Monday, February 20, 2012

Honk if You're Proud of the UFT

Chicago teacher
I am SO proud of the CTU! "Chicago & NYC school reform: Creating possibilities versus surrendering without a struggle"
 So, are any of you feeling proud of the UFT/Unity Caucus machine? I know of at least one Unity Caucus chapter leader at a school threatened with closing who was handing out donuts to "celebrate" the union's "victory" in the recent agreement in ed evals. And if you checked out my last blog on the Moskowitz invasion in Williamsburg, the UFT has zero presence leaving the community to fight the massive machine on its own --- UFT leaders are fraidy cats when it comes to Eva. Or just about everything. Just check some Unity comments on this blog --- something like if you're not part of the conversation -- blah, blah, blah. Occupy a few schools threatened with being closed and you'll be part of the conversation soon enough.

Here is the Lois Weiner piece Katie was referring to.

Chicago and NYC school reform: Creating possibilities versus surrendering without a struggle

Lois WeinerFebruary 19, 2012
As I write, the  Brian Piccolo Specialty School in Humboldt Park, Chicago is occupied by parents, teachers, and students, with Occupy Chicago and others camped outside the schol in solidarity.  The Chicago Teachers Union (CTU) is building this movement, with a  wonderful wholeheartedness and passion. Bravo! The union is showing both brawn and brains.  In another sign of its commitment to fight hard for the education low-income kids deserve, the CTU  has released an excellent report on what we should demand of politicians who say they want to improve the schools. Another part of the Chicago strategy is using the courts. Parents are the backbone here but as a long-time community organizer in Chicago wrote me, "Honestly, we could not have done this without a progressive union leadership."
In contrast, the New York State teachers union (NYSUT) has signed an agreement that is an abject surrender of teachers' professional dignity and tightens the stranglehold of standardized tests.  Let us hope  - and mobilize - so that this Faustian agreement does not become the "national model" that  NYSUT (and NYC) teachers union leaders would like it to be.  Consider that  NYSUT applauded this agreement that allows up to 40% of teachers' evaluations  to be based on their  students' progress on standardized tests. Yet, according to NYSUT's own poll conducted in January,  two-thirds of parents "believe there is too much emphasis on state testing in public schools."  Public  opposition to testing has been organized by parent and teacher groups independent of the national unions, which are fearful of angering the corporate media and its political friends. Is there a  principle for which the NYC and NY state teachers unions will really fight? Hmmm... maybe the right to collect dues?
We have a tale of school systems in two cities being demolished with the same policies of privatization, school closure, and deprofessionalization of teaching. In Chicago, the teachers union has mobilized with parents and activists to turn the tide. In New York, the teachers union signs and applauds a deal that endangers the job security of teachers who want to use their creativity, skill, and knowledge to teach in ways that are meaningful to kids. Chicago shows us resistance can be mobilized, if a union leadership has the heart and vision, knows how to empower its members, and can work respectfully with parents.

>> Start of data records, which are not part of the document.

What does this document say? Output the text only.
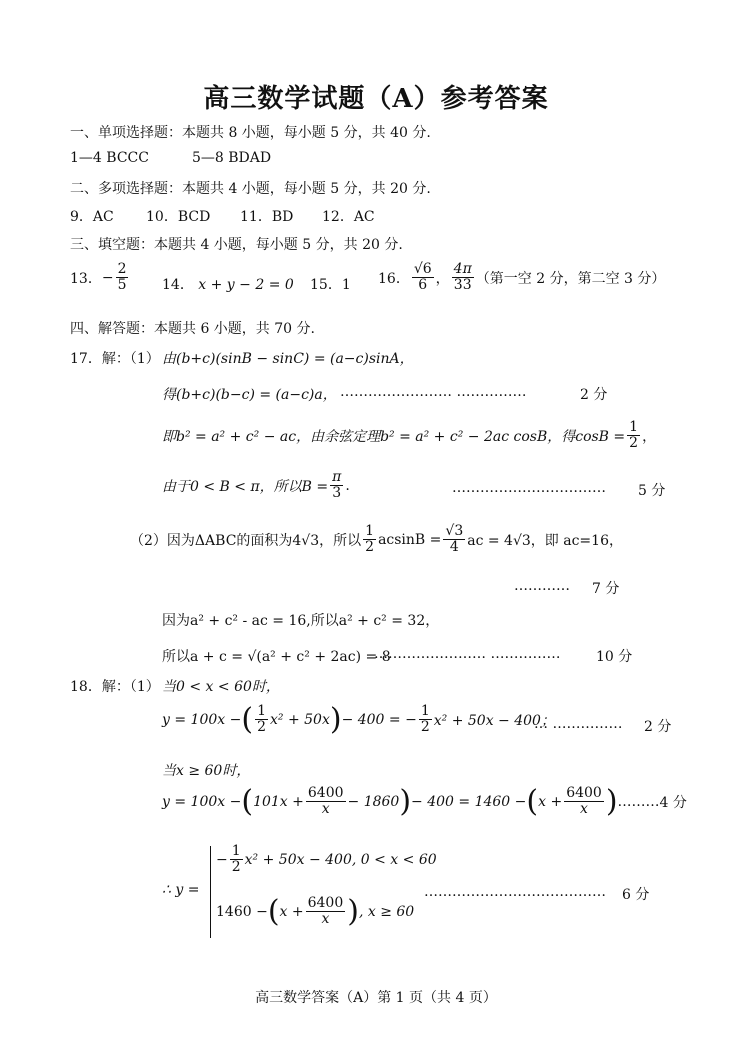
高三数学试题（A）参考答案
一、单项选择题：本题共 8 小题，每小题 5 分，共 40 分.
1—4 BCCC	5—8 BDAD
二、多项选择题：本题共 4 小题，每小题 5 分，共 20 分.
9．AC 10．BCD 11．BD 12．AC
三、填空题：本题共 4 小题，每小题 5 分，共 20 分.
13． − $\frac{2}{5} 14$． x + y − 2 = 0 15．1 16． $\frac{√6}{6}$ ， $\frac{4\pi}{33}$ （第一空 2 分，第二空 3 分）
四、解答题：本题共 6 小题，共 70 分.
17．解：（1） 由(b+c)(sinB − sinC) = (a−c)sinA，
得(b+c)(b−c) = (a−c)a， …………………… ……………	2 分
即b² = a² + c² − ac，由余弦定理b² = a² + c² − 2ac cosB，得$\cos B = \frac{1}{2}$ ，
由于0 < B < π，所以$B = \frac{\pi}{3}$ .	…………………………… 5 分
（2） 因为ΔABC的面积为4√3，所以 $\frac{1}{2}$ $acsinB = \frac{√3}{4}$ ac = 4√3，即 ac=16，
………… 7 分
因为a² + c² - ac = 16,所以a² + c² = 32，
所以a + c = √(a² + c² + 2ac) = 8
…………………… ……………	10 分
18．解：（1） 当0 < x < 60时，
y = 100x − ( $\frac{1}{2} x^2 + 50x$ ) − 400 = − $\frac{1}{2} x^2 + 50x - 400$；
… …………… 2 分
当x ≥ 60时，
y = 100x − ( $101x + \frac{6400}{x} - 1860$ ) − 400 = 1460 − ( $x + \frac{6400}{x}$ ) ……… 4 分
∴ y =
− $\frac{1}{2} x^2 + 50x - 400$, 0 < x < 60
1460 − ( $x + \frac{6400}{x}$ ) , x ≥ 60
………………………………… 6 分
高三数学答案（A）第 1 页（共 4 页）
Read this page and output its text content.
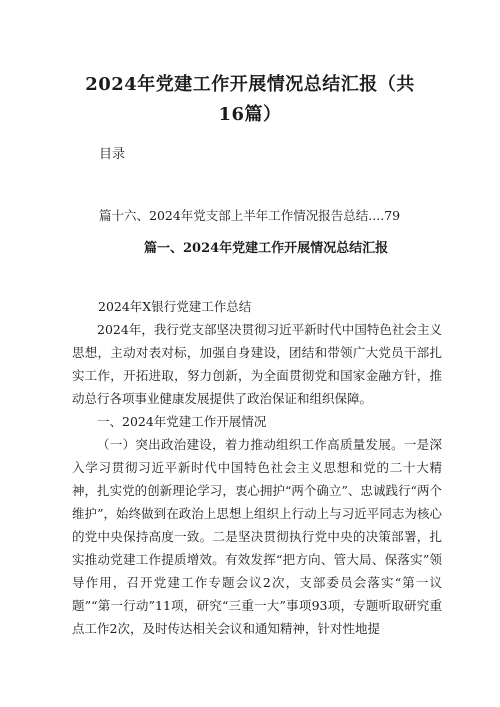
2024年党建工作开展情况总结汇报（共16篇）
目录
篇十六、2024年党支部上半年工作情况报告总结....79
篇一、2024年党建工作开展情况总结汇报
2024年X银行党建工作总结

2024年，我行党支部坚决贯彻习近平新时代中国特色社会主义思想，主动对表对标，加强自身建设，团结和带领广大党员干部扎实工作，开拓进取，努力创新，为全面贯彻党和国家金融方针，推动总行各项事业健康发展提供了政治保证和组织保障。

一、2024年党建工作开展情况

（一）突出政治建设，着力推动组织工作高质量发展。一是深入学习贯彻习近平新时代中国特色社会主义思想和党的二十大精神，扎实党的创新理论学习，衷心拥护“两个确立”、忠诚践行“两个维护”，始终做到在政治上思想上组织上行动上与习近平同志为核心的党中央保持高度一致。二是坚决贯彻执行党中央的决策部署，扎实推动党建工作提质增效。有效发挥“把方向、管大局、保落实”领导作用，召开党建工作专题会议2次，支部委员会落实“第一议题”“第一行动”11项，研究“三重一大”事项93项，专题听取研究重点工作2次，及时传达相关会议和通知精神，针对性地提
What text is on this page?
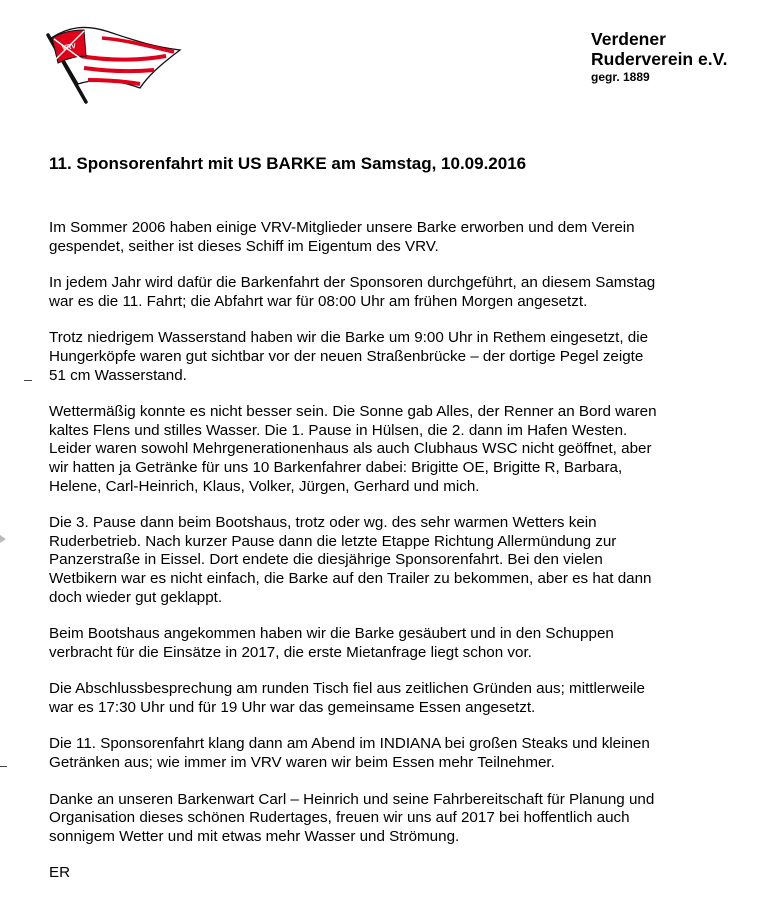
VRV	Verdener
Ruderverein e.V.
gegr. 1889
11. Sponsorenfahrt mit US BARKE am Samstag, 10.09.2016

Im Sommer 2006 haben einige VRV-Mitglieder unsere Barke erworben und dem Verein
gespendet, seither ist dieses Schiff im Eigentum des VRV.

In jedem Jahr wird dafür die Barkenfahrt der Sponsoren durchgeführt, an diesem Samstag
war es die 11. Fahrt; die Abfahrt war für 08:00 Uhr am frühen Morgen angesetzt.

Trotz niedrigem Wasserstand haben wir die Barke um 9:00 Uhr in Rethem eingesetzt, die
Hungerköpfe waren gut sichtbar vor der neuen Straßenbrücke – der dortige Pegel zeigte
51 cm Wasserstand.

Wettermäßig konnte es nicht besser sein. Die Sonne gab Alles, der Renner an Bord waren
kaltes Flens und stilles Wasser. Die 1. Pause in Hülsen, die 2. dann im Hafen Westen.
Leider waren sowohl Mehrgenerationenhaus als auch Clubhaus WSC nicht geöffnet, aber
wir hatten ja Getränke für uns 10 Barkenfahrer dabei: Brigitte OE, Brigitte R, Barbara,
Helene, Carl-Heinrich, Klaus, Volker, Jürgen, Gerhard und mich.

Die 3. Pause dann beim Bootshaus, trotz oder wg. des sehr warmen Wetters kein
Ruderbetrieb. Nach kurzer Pause dann die letzte Etappe Richtung Allermündung zur
Panzerstraße in Eissel. Dort endete die diesjährige Sponsorenfahrt. Bei den vielen
Wetbikern war es nicht einfach, die Barke auf den Trailer zu bekommen, aber es hat dann
doch wieder gut geklappt.

Beim Bootshaus angekommen haben wir die Barke gesäubert und in den Schuppen
verbracht für die Einsätze in 2017, die erste Mietanfrage liegt schon vor.

Die Abschlussbesprechung am runden Tisch fiel aus zeitlichen Gründen aus; mittlerweile
war es 17:30 Uhr und für 19 Uhr war das gemeinsame Essen angesetzt.

Die 11. Sponsorenfahrt klang dann am Abend im INDIANA bei großen Steaks und kleinen
Getränken aus; wie immer im VRV waren wir beim Essen mehr Teilnehmer.

Danke an unseren Barkenwart Carl – Heinrich und seine Fahrbereitschaft für Planung und
Organisation dieses schönen Rudertages, freuen wir uns auf 2017 bei hoffentlich auch
sonnigem Wetter und mit etwas mehr Wasser und Strömung.

ER
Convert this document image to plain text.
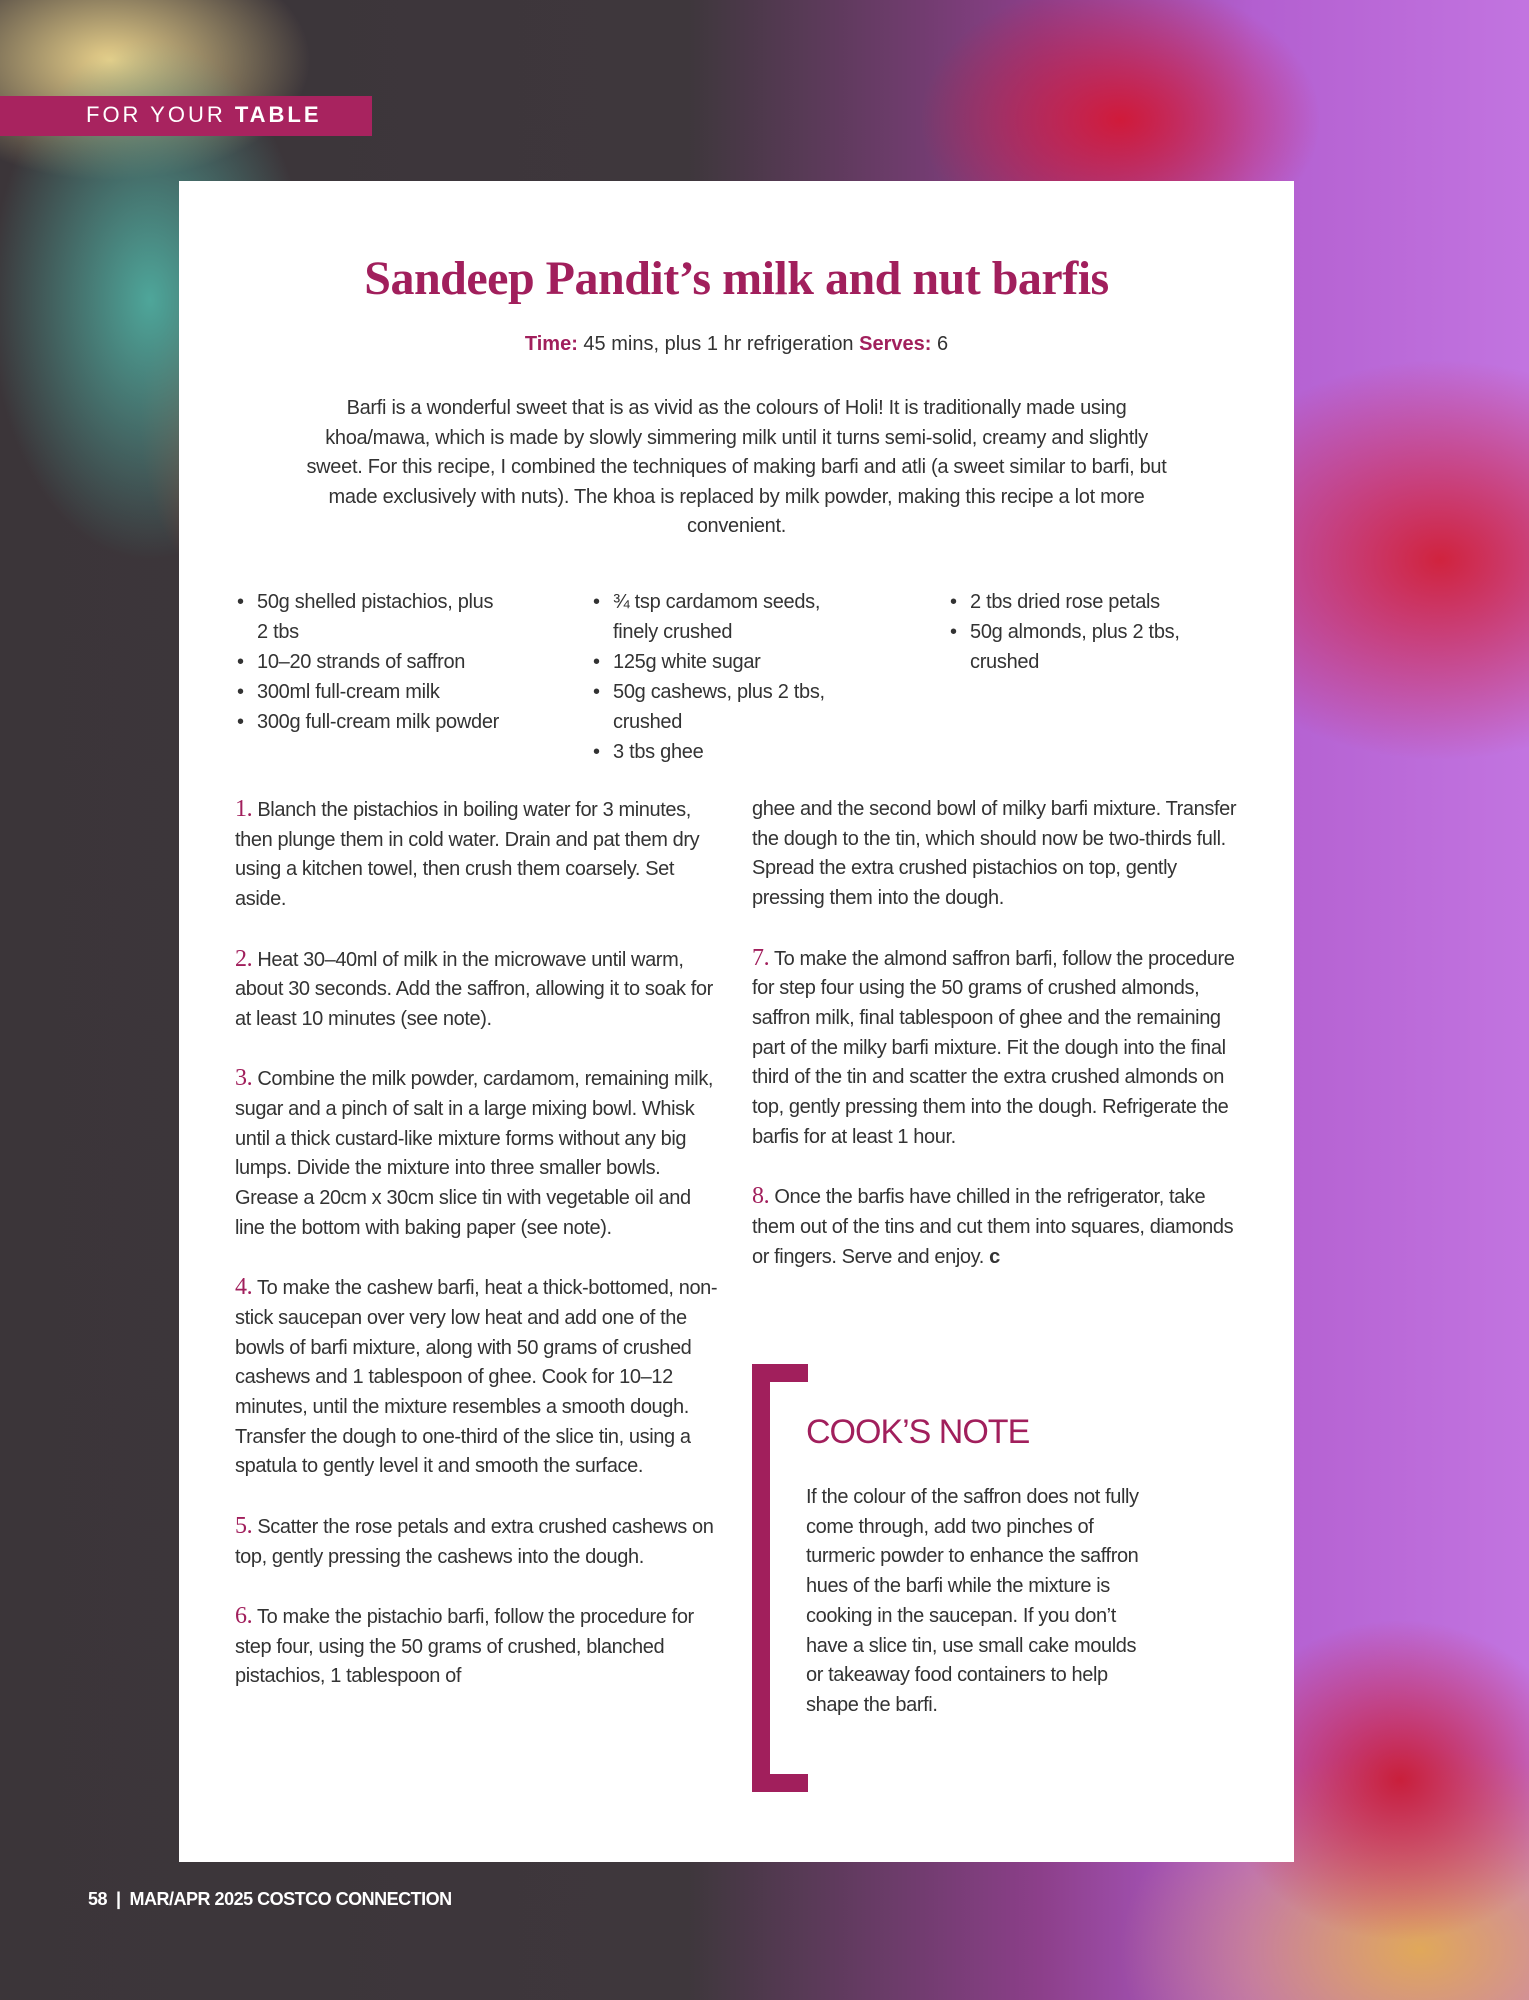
FOR YOUR TABLE
Sandeep Pandit’s milk and nut barfis
Time: 45 mins, plus 1 hr refrigeration Serves: 6

Barfi is a wonderful sweet that is as vivid as the colours of Holi! It is traditionally made using khoa/mawa, which is made by slowly simmering milk until it turns semi-solid, creamy and slightly sweet. For this recipe, I combined the techniques of making barfi and atli (a sweet similar to barfi, but made exclusively with nuts). The khoa is replaced by milk powder, making this recipe a lot more convenient.

• 50g shelled pistachios, plus 2 tbs
• 10–20 strands of saffron
• 300ml full-cream milk
• 300g full-cream milk powder
• ¾ tsp cardamom seeds, finely crushed
• 125g white sugar
• 50g cashews, plus 2 tbs, crushed
• 3 tbs ghee
• 2 tbs dried rose petals
• 50g almonds, plus 2 tbs, crushed

1. Blanch the pistachios in boiling water for 3 minutes, then plunge them in cold water. Drain and pat them dry using a kitchen towel, then crush them coarsely. Set aside.

2. Heat 30–40ml of milk in the microwave until warm, about 30 seconds. Add the saffron, allowing it to soak for at least 10 minutes (see note).

3. Combine the milk powder, cardamom, remaining milk, sugar and a pinch of salt in a large mixing bowl. Whisk until a thick custard-like mixture forms without any big lumps. Divide the mixture into three smaller bowls. Grease a 20cm x 30cm slice tin with vegetable oil and line the bottom with baking paper (see note).

4. To make the cashew barfi, heat a thick-bottomed, non-stick saucepan over very low heat and add one of the bowls of barfi mixture, along with 50 grams of crushed cashews and 1 tablespoon of ghee. Cook for 10–12 minutes, until the mixture resembles a smooth dough. Transfer the dough to one-third of the slice tin, using a spatula to gently level it and smooth the surface.

5. Scatter the rose petals and extra crushed cashews on top, gently pressing the cashews into the dough.

6. To make the pistachio barfi, follow the procedure for step four, using the 50 grams of crushed, blanched pistachios, 1 tablespoon of

ghee and the second bowl of milky barfi mixture. Transfer the dough to the tin, which should now be two-thirds full. Spread the extra crushed pistachios on top, gently pressing them into the dough.

7. To make the almond saffron barfi, follow the procedure for step four using the 50 grams of crushed almonds, saffron milk, final tablespoon of ghee and the remaining part of the milky barfi mixture. Fit the dough into the final third of the tin and scatter the extra crushed almonds on top, gently pressing them into the dough. Refrigerate the barfis for at least 1 hour.

8. Once the barfis have chilled in the refrigerator, take them out of the tins and cut them into squares, diamonds or fingers. Serve and enjoy. c

COOK’S NOTE

If the colour of the saffron does not fully come through, add two pinches of turmeric powder to enhance the saffron hues of the barfi while the mixture is cooking in the saucepan. If you don’t have a slice tin, use small cake moulds or takeaway food containers to help shape the barfi.

58  |  MAR/APR 2025 COSTCO CONNECTION
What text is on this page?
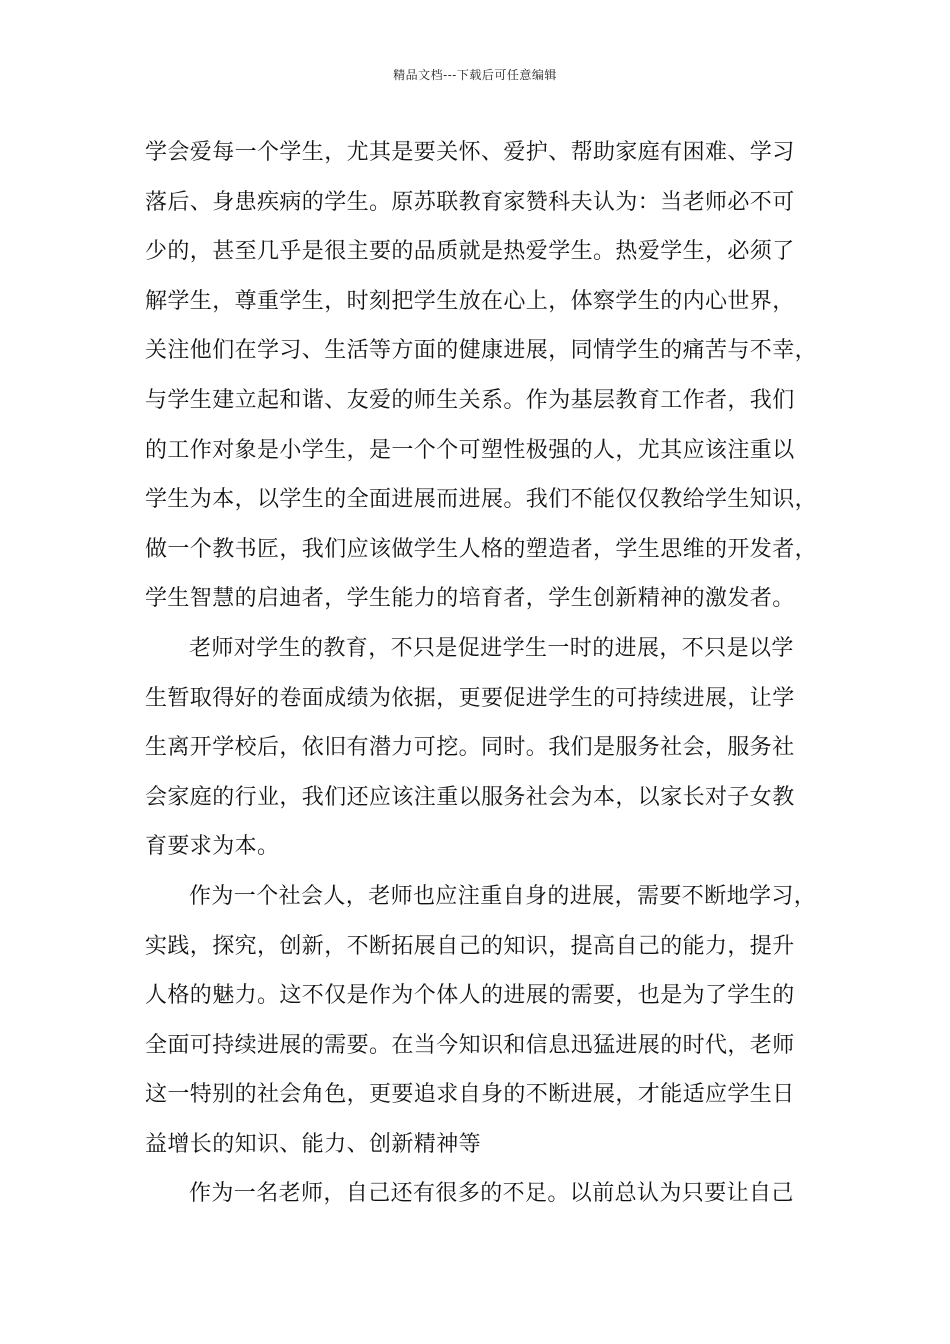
精品文档---下载后可任意编辑
学会爱每一个学生，尤其是要关怀、爱护、帮助家庭有困难、学习
落后、身患疾病的学生。原苏联教育家赞科夫认为：当老师必不可
少的，甚至几乎是很主要的品质就是热爱学生。热爱学生，必须了
解学生，尊重学生，时刻把学生放在心上，体察学生的内心世界，
关注他们在学习、生活等方面的健康进展，同情学生的痛苦与不幸，
与学生建立起和谐、友爱的师生关系。作为基层教育工作者，我们
的工作对象是小学生，是一个个可塑性极强的人，尤其应该注重以
学生为本，以学生的全面进展而进展。我们不能仅仅教给学生知识，
做一个教书匠，我们应该做学生人格的塑造者，学生思维的开发者，
学生智慧的启迪者，学生能力的培育者，学生创新精神的激发者。
老师对学生的教育，不只是促进学生一时的进展，不只是以学
生暂取得好的卷面成绩为依据，更要促进学生的可持续进展，让学
生离开学校后，依旧有潜力可挖。同时。我们是服务社会，服务社
会家庭的行业，我们还应该注重以服务社会为本，以家长对子女教
育要求为本。
作为一个社会人，老师也应注重自身的进展，需要不断地学习，
实践，探究，创新，不断拓展自己的知识，提高自己的能力，提升
人格的魅力。这不仅是作为个体人的进展的需要，也是为了学生的
全面可持续进展的需要。在当今知识和信息迅猛进展的时代，老师
这一特别的社会角色，更要追求自身的不断进展，才能适应学生日
益增长的知识、能力、创新精神等
作为一名老师，自己还有很多的不足。以前总认为只要让自己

Meanwhile, back at the ranch, blogger Under Assault makes a rare appearance since retirement with some comments on the teacher eval system, which she terms (d)evaluation. Nice.

"An almost total capitulation by the union"

 You can read Jeff's whole analysis of the new (d)evaluation system on the ICE blog, which he ends with a very dark prediction:
If today's agreement becomes our actual teacher evaluation system, then there will more than likely be massive teacher firings beginning in 2014.

Some of the comments are worth a chuckle. There's a lass called Sandra who thinks getting tenure in the old days was a "gift":
I don't feel one bit of pity to those teachers who were gifted tenure back in those days of desperation and think that that should save them from a true evaluation of their effectiveness ...
I'll be damned if I know what she means by "those days of desperation." I'm assuming Sandra was a youngster when the rest of us were chewing our fingernails over the Board of Ed's certification tests. The music exam was distinctly uncomfortable, even with a Masters and heading into a doctorate. You couldn't just swim in on Music Appreciation and your instrument. There were also tests on piano performance and sight-reading, and the whole thing only came around every few years. Tough titties if you failed it, because no one was going to give you NYC certification or tenure without it.

Ah, those were the days, when deep knowledge of a subject was actually valued. Now your career's a coin coss: heads if your administrator recognizes and respects variations in style, personality and methodology and makes use of your talents, tails if your evaluation is scripted by an inexperienced Tweedle or a politically appointed senior administrator.

I have to credit Wiki for using the Michelangelo painting as an antecedent of our "Perp walk."